7–9 Ekim tarihlerinde yaşananların derinlemesine irdelenmesi ve sebeplerinin iyi okunması gerekir.

Hükümetin dili, Başbakan Yardımcısı Numan Kurtulmuş’un Batman’da STK, kanat önderleri ve basınla bir araya geldiği kahvaltıda sarf ettiği dil olmalıdır.

“Bu topraklarda Selahattin Eyyübi ve Kılıçarsalan’ın kardeşlik bağlarını hiç kimse koparamaz” diyordu Başbakan Yardımcısı Kurtulmuş.

Yıllar yılı Kürt halkının dilinin, kültürünün yok sayıldığını, inkâr edildiğini ama o günlerin geçmişte kaldığını ise şu sözlerle özetliyordu “Derin devletin bu topraklarda yıllar yılı nasıl bir zülüm yaşattığının en canlı tanıklarısınız. Büyük acılar yaşadınız. Geçmişte Kürtçe kaset satmak bulundurmak yasaktı. Ama şimdi öyle değil çok şükür. Devlet zihniyeti değişti. İsteyen istediği dilde konuşuyor hatta mahkemelerde dilini rahatça kullanabiliyor. Sırf Kürtçe konuştukları için mahkeme tutanaklarına bilinmeyen bir değil de ifade verdi diye yazılmıyor. Tercüman aracılığı ile ifadesi Türkçeye çevrilerek geçiriliyor”

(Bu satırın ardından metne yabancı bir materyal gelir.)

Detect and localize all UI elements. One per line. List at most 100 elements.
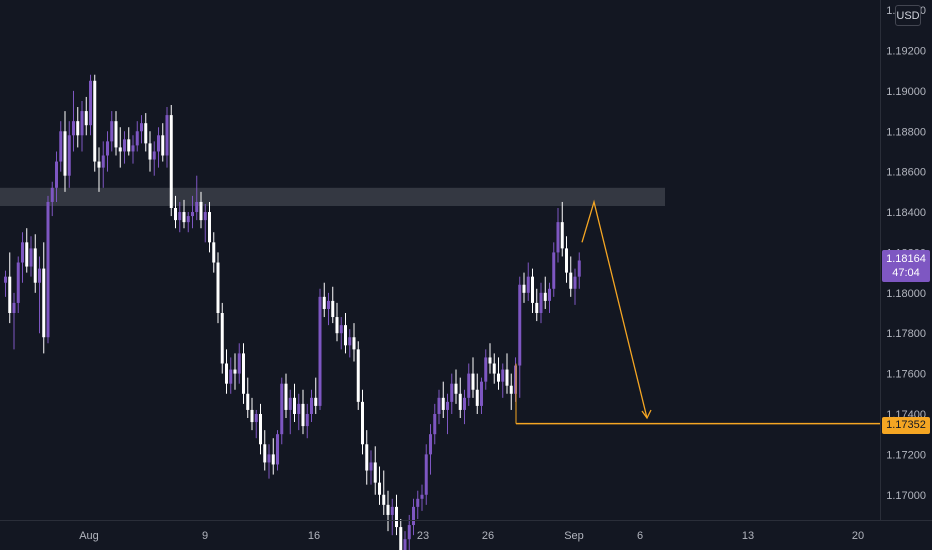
x-tick-label: 23 [417,530,429,542]
candle-body [16,262,20,303]
candle [437,389,441,425]
candle-body [59,131,63,162]
candle-body [131,145,135,152]
candle [424,444,428,505]
candle-body [182,212,186,223]
candle [63,111,67,192]
candle-body [50,187,54,202]
candle-body [203,212,207,221]
candle [135,121,139,152]
candle [492,353,496,384]
x-tick-label: 26 [482,530,494,542]
candle [467,363,471,406]
candle-body [501,369,505,382]
candle [454,369,458,404]
candle [539,282,543,324]
candle-body [21,242,24,263]
candle-body [259,413,262,445]
candle-body [229,369,233,384]
candle-body [114,121,118,148]
current-price-value: 1.18164 [886,253,926,265]
candle [233,353,237,390]
candle-body [237,353,241,374]
candle-body [63,131,67,176]
currency-badge[interactable]: USD [895,5,921,26]
candle [488,343,492,374]
candle [565,236,568,283]
candle-body [212,242,216,263]
candle-body [407,525,411,540]
candle-body [293,397,296,414]
candle-body [484,357,488,382]
candle-body [144,123,148,144]
candle [416,490,420,519]
candle-body [318,296,322,406]
candle [505,353,509,394]
candle-body [208,212,211,243]
candle-body [390,506,394,515]
candle [106,131,109,172]
candle-body [199,201,203,221]
candle [271,438,275,475]
x-tick-label: 6 [637,530,643,542]
candle-body [565,248,568,273]
candle-body [97,161,101,168]
candle [407,514,411,550]
candle-body [454,383,458,394]
candle [76,107,80,148]
candle [458,377,462,419]
candle [225,349,228,394]
candle-body [174,208,177,221]
candle [471,357,475,398]
candle-body [4,276,7,283]
candle-body [361,401,364,445]
candle [365,430,369,485]
candle [59,121,63,172]
candle-body [110,121,114,142]
candle [339,317,343,350]
candle [399,518,403,550]
candle-body [233,369,237,374]
x-axis-divider [0,520,932,521]
candle [373,446,377,495]
candle-body [475,389,479,406]
candle [131,135,135,164]
candle-body [80,111,84,136]
candle-body [25,242,29,267]
candle [344,313,347,354]
candle [101,141,105,188]
candle-body [548,288,551,301]
candle [267,444,271,479]
y-tick-label: 1.18800 [886,126,926,138]
candle-body [480,381,483,406]
y-tick-label: 1.19000 [886,86,926,98]
candle [191,195,194,229]
candle [199,191,203,229]
candle [144,113,148,152]
candle [403,531,407,550]
candle [29,236,33,277]
candle-body [471,373,475,390]
candle [297,393,301,431]
candle-body [446,401,449,410]
candle-body [399,527,403,550]
candle [161,123,165,162]
candle [420,484,424,511]
candle [531,268,534,314]
candle [293,383,296,423]
candle [556,208,560,263]
arrow-head [641,409,652,420]
candle [327,292,330,326]
candle [263,430,267,471]
candle-body [301,403,305,427]
candle-body [93,80,97,162]
candle-body [148,143,152,160]
candle [4,270,7,297]
candle [386,490,390,532]
x-tick-label: Aug [79,530,99,542]
candle [67,121,71,188]
candle [509,373,513,410]
candle-body [467,373,471,398]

Yaklaşık bir saat boyunca salondakilere seslenen Sayın Kurtulmuş, hep barış ve kardeşlik dilini tercih etti.

Bu dil hakim kılınırsa çözüm ve barış süreci de başarıya ulaşır.

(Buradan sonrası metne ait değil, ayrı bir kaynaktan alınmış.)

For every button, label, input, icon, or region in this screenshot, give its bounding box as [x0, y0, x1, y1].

Kürt sorunun çözümü için müzakere ettiğin tarafa “teröristler” demek barışa katkı sunmaz.

Barış yolunda yaşanan sıkıntıları bahane ederek “dağları, kentleri savaş alanına dönüştürürüz” tehditleri de doğru değildir.

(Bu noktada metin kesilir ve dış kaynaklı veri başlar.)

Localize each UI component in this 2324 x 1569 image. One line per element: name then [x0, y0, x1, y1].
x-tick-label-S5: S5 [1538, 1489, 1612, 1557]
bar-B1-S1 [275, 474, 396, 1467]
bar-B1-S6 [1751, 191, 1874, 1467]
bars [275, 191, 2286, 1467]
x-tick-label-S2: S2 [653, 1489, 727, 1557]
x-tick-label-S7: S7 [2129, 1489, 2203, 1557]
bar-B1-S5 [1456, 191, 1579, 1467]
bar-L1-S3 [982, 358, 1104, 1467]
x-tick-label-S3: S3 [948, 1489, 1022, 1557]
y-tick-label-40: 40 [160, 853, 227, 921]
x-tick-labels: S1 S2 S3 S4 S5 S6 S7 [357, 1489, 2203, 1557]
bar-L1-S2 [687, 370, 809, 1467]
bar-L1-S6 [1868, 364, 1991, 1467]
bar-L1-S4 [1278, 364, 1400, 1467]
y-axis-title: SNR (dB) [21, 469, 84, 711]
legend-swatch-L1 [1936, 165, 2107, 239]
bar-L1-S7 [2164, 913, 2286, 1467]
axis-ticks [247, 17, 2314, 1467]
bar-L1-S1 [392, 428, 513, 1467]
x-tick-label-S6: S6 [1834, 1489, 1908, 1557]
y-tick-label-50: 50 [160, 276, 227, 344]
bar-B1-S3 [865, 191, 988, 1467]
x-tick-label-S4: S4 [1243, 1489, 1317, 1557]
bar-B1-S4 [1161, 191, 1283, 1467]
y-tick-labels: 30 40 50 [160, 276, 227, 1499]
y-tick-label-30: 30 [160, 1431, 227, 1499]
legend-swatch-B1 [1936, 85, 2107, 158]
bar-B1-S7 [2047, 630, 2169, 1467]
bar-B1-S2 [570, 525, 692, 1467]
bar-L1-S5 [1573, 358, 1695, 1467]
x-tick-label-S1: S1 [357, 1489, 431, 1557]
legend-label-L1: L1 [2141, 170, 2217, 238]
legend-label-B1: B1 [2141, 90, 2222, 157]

Barış fırsatı bu kadar yakınken son günlerde bölgemizde karanlık odaklarca yine savaşı kızıştırma tehlikesini herkes hissediyor.

Savaşı yeniden başlatanların oyununa gelmemek lazım.

30 yıllık savaştan kaynaklı bu coğrafyada çok büyük acılar yaşandı.

Kan, gözyaşı, yakıp yıkma, ölümler hiç eksik olmadı.

Sevinçler, mutluluklar, güzel günler hep ötelendi.

Kavga ve savaşla geçti bir kuşak.

Acıların gözyaşının çekilen ızdırabın, yerini güzel günlere bırakması içi barışı bir gün daha ötelememek lazım.

Her platformda, herkesin aynı amaç için çabalaması gerekir.

İnatla, sabırla ve kararlılıkla istediğimizi elde edene kadar;

barış, barış, barış”

“aşiti, aşiti, aşiti” demek gerekir.